Cuando Tocqueville partió hacia América con el objetivo (o la excusa) de estudiar el sistema penitenciario de ese país, iba también en busca de los elementos sociales y políticos que habían hecho posible la democracia en América; mientras, Francia había sucumbido a los errores de la revolución y había hecho imposible, hasta ese momento, la normalización democrática. Tocqueville, plenamente consciente, dejó a un lado la arrogancia democrática y se dispuso a aprender, haciendo suyo el viejo lema que Kant atribuyó a la Ilustración: atrévete a saber.
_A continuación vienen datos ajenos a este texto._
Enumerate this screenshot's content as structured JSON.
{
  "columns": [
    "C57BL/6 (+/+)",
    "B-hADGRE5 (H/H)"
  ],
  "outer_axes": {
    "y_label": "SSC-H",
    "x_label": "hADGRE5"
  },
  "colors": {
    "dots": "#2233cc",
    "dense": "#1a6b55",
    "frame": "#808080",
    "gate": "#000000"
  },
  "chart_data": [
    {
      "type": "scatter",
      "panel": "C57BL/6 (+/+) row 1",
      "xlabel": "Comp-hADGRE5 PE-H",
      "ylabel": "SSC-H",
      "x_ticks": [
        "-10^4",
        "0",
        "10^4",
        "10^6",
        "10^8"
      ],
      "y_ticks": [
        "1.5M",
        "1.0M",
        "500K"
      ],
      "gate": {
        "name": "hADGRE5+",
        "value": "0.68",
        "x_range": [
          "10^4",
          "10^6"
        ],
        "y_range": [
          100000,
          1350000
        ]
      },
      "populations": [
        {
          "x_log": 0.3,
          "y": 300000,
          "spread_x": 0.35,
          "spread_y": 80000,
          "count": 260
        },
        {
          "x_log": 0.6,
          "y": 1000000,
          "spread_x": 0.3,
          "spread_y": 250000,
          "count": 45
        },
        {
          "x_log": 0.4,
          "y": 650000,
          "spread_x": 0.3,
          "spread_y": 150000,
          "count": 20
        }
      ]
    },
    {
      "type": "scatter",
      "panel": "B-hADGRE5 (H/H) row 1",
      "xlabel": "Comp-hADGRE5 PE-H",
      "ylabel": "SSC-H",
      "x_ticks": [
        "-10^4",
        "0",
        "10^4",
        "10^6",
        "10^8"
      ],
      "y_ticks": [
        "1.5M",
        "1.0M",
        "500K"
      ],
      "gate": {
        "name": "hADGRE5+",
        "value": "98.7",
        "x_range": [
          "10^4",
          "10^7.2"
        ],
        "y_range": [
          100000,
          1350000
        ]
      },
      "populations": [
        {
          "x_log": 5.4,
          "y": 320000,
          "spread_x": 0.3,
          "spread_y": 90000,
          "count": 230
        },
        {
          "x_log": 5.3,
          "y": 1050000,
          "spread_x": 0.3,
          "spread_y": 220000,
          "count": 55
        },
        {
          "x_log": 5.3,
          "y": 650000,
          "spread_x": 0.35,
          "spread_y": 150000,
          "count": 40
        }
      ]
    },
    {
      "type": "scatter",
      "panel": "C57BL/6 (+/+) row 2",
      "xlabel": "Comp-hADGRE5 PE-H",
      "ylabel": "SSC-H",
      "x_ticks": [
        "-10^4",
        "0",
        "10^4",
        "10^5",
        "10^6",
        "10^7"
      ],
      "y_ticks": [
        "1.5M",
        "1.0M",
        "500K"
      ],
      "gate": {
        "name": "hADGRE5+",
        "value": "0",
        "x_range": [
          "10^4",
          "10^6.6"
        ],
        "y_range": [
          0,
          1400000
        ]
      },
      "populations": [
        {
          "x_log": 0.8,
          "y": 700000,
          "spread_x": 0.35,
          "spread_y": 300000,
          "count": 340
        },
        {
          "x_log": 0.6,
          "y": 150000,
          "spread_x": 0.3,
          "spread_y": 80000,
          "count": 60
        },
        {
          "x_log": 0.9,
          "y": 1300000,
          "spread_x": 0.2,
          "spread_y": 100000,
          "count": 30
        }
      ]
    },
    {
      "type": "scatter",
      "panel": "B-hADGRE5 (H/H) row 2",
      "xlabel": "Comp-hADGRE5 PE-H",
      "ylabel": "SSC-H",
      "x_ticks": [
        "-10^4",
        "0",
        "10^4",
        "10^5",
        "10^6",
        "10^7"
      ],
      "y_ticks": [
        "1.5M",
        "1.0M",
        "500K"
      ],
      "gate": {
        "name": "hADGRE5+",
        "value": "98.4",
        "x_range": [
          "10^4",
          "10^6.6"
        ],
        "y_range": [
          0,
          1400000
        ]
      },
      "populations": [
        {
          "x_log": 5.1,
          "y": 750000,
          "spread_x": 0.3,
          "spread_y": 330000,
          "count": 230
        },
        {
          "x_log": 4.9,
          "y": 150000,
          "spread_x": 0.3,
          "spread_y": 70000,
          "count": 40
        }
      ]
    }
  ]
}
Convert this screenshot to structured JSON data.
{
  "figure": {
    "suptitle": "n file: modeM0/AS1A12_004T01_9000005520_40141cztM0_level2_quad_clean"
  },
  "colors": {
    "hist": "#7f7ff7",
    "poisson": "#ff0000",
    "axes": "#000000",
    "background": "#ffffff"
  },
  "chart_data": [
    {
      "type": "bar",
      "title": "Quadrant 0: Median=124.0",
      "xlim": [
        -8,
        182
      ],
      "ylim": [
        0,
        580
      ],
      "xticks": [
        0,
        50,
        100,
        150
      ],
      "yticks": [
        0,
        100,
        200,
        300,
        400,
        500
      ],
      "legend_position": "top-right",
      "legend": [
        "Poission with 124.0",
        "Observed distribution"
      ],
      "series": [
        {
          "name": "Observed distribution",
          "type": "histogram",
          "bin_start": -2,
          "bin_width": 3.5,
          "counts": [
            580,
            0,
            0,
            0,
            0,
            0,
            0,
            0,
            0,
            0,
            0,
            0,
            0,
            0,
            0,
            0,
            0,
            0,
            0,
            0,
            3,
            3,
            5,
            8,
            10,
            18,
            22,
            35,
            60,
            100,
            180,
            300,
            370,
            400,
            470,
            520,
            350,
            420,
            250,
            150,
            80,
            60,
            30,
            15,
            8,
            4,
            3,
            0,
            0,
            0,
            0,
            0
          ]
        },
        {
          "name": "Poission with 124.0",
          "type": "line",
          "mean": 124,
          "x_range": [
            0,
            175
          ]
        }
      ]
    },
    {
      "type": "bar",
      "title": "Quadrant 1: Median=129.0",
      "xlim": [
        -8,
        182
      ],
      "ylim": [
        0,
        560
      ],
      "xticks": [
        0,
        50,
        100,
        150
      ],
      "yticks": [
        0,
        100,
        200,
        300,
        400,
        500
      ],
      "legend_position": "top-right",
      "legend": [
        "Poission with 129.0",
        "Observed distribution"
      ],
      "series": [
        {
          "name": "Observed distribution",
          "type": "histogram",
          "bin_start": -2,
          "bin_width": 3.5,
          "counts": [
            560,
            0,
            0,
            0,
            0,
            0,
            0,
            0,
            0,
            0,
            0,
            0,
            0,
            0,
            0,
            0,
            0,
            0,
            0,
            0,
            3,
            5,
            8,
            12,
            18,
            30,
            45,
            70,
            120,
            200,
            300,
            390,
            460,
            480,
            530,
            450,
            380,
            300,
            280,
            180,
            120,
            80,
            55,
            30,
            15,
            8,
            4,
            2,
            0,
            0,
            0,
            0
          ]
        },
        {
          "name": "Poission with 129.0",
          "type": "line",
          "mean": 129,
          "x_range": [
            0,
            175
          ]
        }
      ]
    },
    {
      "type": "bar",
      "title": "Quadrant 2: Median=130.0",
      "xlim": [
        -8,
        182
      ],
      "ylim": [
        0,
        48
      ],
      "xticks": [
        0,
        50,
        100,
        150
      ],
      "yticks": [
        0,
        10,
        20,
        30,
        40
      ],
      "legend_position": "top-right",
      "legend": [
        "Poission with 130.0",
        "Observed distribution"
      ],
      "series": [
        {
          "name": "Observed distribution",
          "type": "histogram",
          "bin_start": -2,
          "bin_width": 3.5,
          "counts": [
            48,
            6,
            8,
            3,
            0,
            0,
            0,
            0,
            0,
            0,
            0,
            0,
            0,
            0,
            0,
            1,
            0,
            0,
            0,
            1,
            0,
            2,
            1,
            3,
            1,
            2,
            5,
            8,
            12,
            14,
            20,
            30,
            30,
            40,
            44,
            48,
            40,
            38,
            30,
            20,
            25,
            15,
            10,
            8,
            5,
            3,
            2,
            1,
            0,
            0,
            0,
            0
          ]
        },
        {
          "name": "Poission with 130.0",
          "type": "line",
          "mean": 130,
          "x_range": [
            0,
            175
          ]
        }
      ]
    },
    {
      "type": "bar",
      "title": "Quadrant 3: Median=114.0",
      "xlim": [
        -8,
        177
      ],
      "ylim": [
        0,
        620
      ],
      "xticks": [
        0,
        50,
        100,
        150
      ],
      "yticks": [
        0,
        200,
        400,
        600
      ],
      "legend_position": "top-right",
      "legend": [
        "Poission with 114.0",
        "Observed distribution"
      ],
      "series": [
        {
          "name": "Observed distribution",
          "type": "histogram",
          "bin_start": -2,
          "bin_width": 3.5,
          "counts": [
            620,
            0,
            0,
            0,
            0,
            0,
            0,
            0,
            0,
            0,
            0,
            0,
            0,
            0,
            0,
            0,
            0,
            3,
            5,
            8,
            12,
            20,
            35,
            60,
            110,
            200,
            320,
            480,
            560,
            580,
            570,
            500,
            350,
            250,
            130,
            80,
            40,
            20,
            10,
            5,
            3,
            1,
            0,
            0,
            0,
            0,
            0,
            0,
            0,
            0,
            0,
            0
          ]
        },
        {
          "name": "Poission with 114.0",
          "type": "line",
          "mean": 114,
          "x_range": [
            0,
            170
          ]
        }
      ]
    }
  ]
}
Lejos de la senda de Tocqueville, los medios de comunicación transmiten hoy una visión insoportable del pueblo norteamericano y de Trump. La crítica es siempre feroz, despreciativa, de brocha gorda, reduciendo al personaje y a sus partidarios al puro esperpento, mientras nos escamotean las razones de su éxito electoral o de su proyecto político. Se nos induce a creer que los llamados trumpistas (una mayoría de los norteamericanos) son seres por civilizar. ¿No podríamos tener juicios algo más objetivos, fidedignos y veraces? Trump va a cambiar el orden mundial, eso es evidente. Y además quiere preparar a los Estados Unidos para liderar la nueva etapa, cosa nada fácil y bastante comprensible. Deberíamos preocuparnos de situar a nuestro país en el lugar adecuado, con las reformas que fueran necesarias, antes de denigrar de forma poco inteligente, demagógica y facilona a la nueva Administración de la nación más poderosa y más determinante de nuestro mundo.
Cuentan que la aviación norteamericana, cuando el desembarco en Normandía, destruyó el tejado de la casa de Tocqueville y que sus descendientes, para reparar el derrumbe, tuvieron que vender a los propios norteamericanos el manuscrito original de ‘La democracia en América’. Quizás Trump vuelva a destruir la casa de Tocqueville. O quizás los europeos tengamos que volver a vender a los americanos el manuscrito para que no lo olviden y, de paso, para poder reconstruir nuestra ruina; quién sabe. Pero lo que es seguro es que, mientras nos ocupamos en despreciar cuanto ignoramos, vamos avanzando en la degradación de la democracia en España, en la desarticulación de la división de poderes, en la ruptura de la convivencia política, en la liquidación de la Constitución, en la invasión de las instituciones, en la toma del poder económico, en la conversión de los medios de comunicación en correas de transmisión del poder político, y en la creación de espacios y poderes que escapan al control democrático, al Derecho y a la Justicia. ¿De verdad, somos mejores que ellos?